If I had felt they were safe there I can assure you I wouldn’t have made the supposed mistake of coming home! I was desperate to stay but at the end of the day they are more important, they have helped us, supported us financially, babysat, so they are my priority! Neither have dementia, mum has short term memory loss and dad has brain damage in his speech area from a stroke!
I try to take each day as it comes/ not sorry that my housework doesn’t get done or that I can’t go out as much as I would.

there Is nothing that can be done short of 24 hour care being given! We tend to think of the big things when bring a carer like toilets/ moving about/ washing/ feeding etc but the little things like helping with the TV remote/finding the TV remote/making coffee/tea etc takes so much time!

They have a buzzer/doorbell beside them to call me Day and night! Mum has a walk-in talkie!

It’s bloody hard but the help offered is so inadequate, so we just plod on!

Thanks to those who have shown kindness and support, that was what I was hoping for! We all do things differently and sometimes there is no right or wrong!
Sue x
Sometimes, indeed, it's just a question of 'bad or worse'....

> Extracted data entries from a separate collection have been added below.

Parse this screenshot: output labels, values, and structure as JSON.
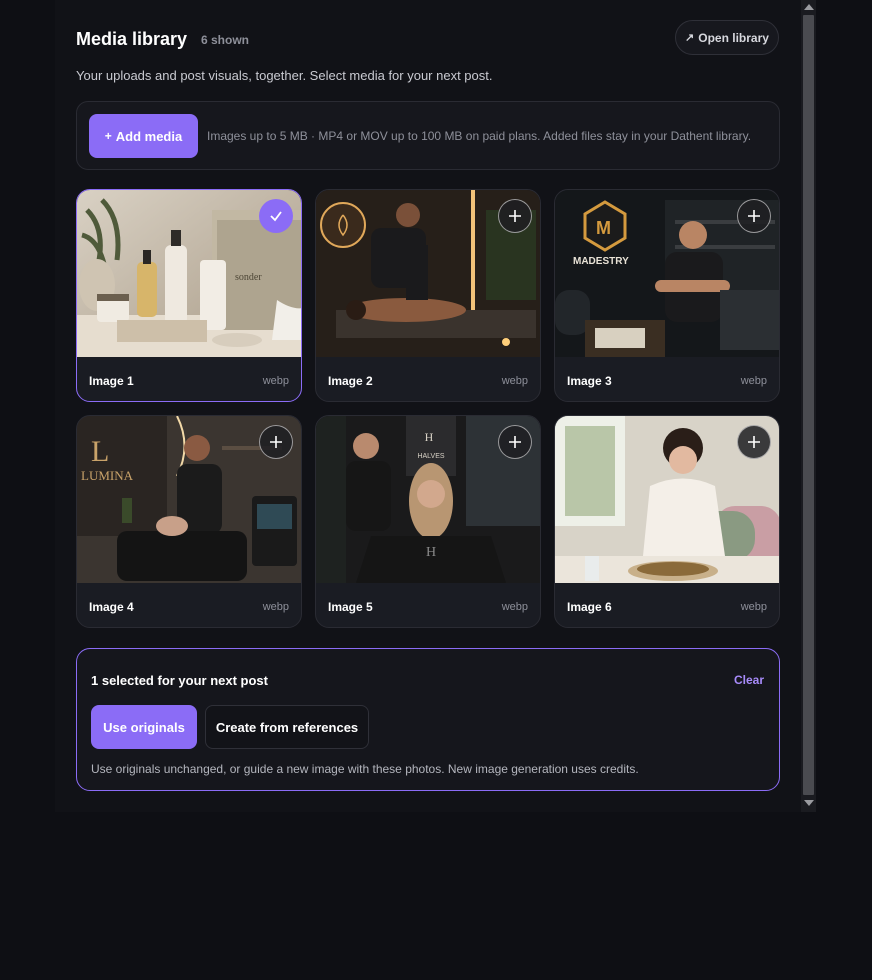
{
  "header": {
    "title": "Media library",
    "count": "6 shown",
    "open_library_label": "Open library",
    "open_library_icon": "external-arrow-icon",
    "subtitle": "Your uploads and post visuals, together. Select media for your next post."
  },
  "upload": {
    "add_label": "Add media",
    "add_icon": "plus-icon",
    "help": "Images up to 5 MB · MP4 or MOV up to 100 MB on paid plans. Added files stay in your Dathent library."
  },
  "media": [
    {
      "label": "Image 1",
      "type": "webp",
      "selected": true
    },
    {
      "label": "Image 2",
      "type": "webp",
      "selected": false
    },
    {
      "label": "Image 3",
      "type": "webp",
      "selected": false
    },
    {
      "label": "Image 4",
      "type": "webp",
      "selected": false
    },
    {
      "label": "Image 5",
      "type": "webp",
      "selected": false
    },
    {
      "label": "Image 6",
      "type": "webp",
      "selected": false
    }
  ],
  "selection": {
    "title": "1 selected for your next post",
    "clear_label": "Clear",
    "use_originals_label": "Use originals",
    "create_from_refs_label": "Create from references",
    "help": "Use originals unchanged, or guide a new image with these photos. New image generation uses credits."
  },
  "colors": {
    "accent": "#8b6cf6",
    "background": "#0e0f14",
    "panel": "#111217"
  }
}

You eloquently describe the trap that SO many carers are in - I particularly resonated with the 'little things like the TV remote'....the grim, ghastly truth is that behind that glib phrase 24x7 care is basically the need to have an ever present 'servant' or 'parent'.....just as no parent can leave a two year old on their own for more than a handful of minutes, so it comes to that with dependent elderly folk. You just need to be THERE the WHOLE time just about!

Do please understand, in terms of my appearing to criticise them, that what I said DOES, grimly, ring true for all too many carers here! That their carees have absolutely NO compunction about keeping them 'on hand'. We've one incredibly put upon middle aged member here who has been treated as an unpaid servant by her parents, and now her nightmare mum, ALL her life. Even though the mum now has a full time carer (we helped the forum member insist on that, at the least) the tyrannical mum STILL wants the DAUGHTER in her bedroom ALL the time.

In the end, it boils down to what the parent was like BEFORE they became frail and needy! My 'rule' is that IF they were always selfish and tyrannical, then no way should we 'pander' to them. The far trickier moral problem comes if they were actually decent parents and then because of dementia they BECOME selfish and tyrannical! Is that 'their fault' or not? Just how much should we 'pander' to them in that case?

And even if dementia doesn't make them 'selfish', only 'needy', do we STILL have a moral obligation to make huge personal sacrifices for them? (In my case I made the call not to - I put my MIL with dementia into a care home. I refused to give up my life for her. Fair? Possibly. Kind? Definitely not.)

However, all that is 'by the by' in that you are, as you so vivdly describe, in a really horrible cleft stick. Social care has proved disastrous, as has the appalling NHS treatment (really, one thinks they would have been better off being admitted to a decently run nursing home, not a shambolic general hospital!).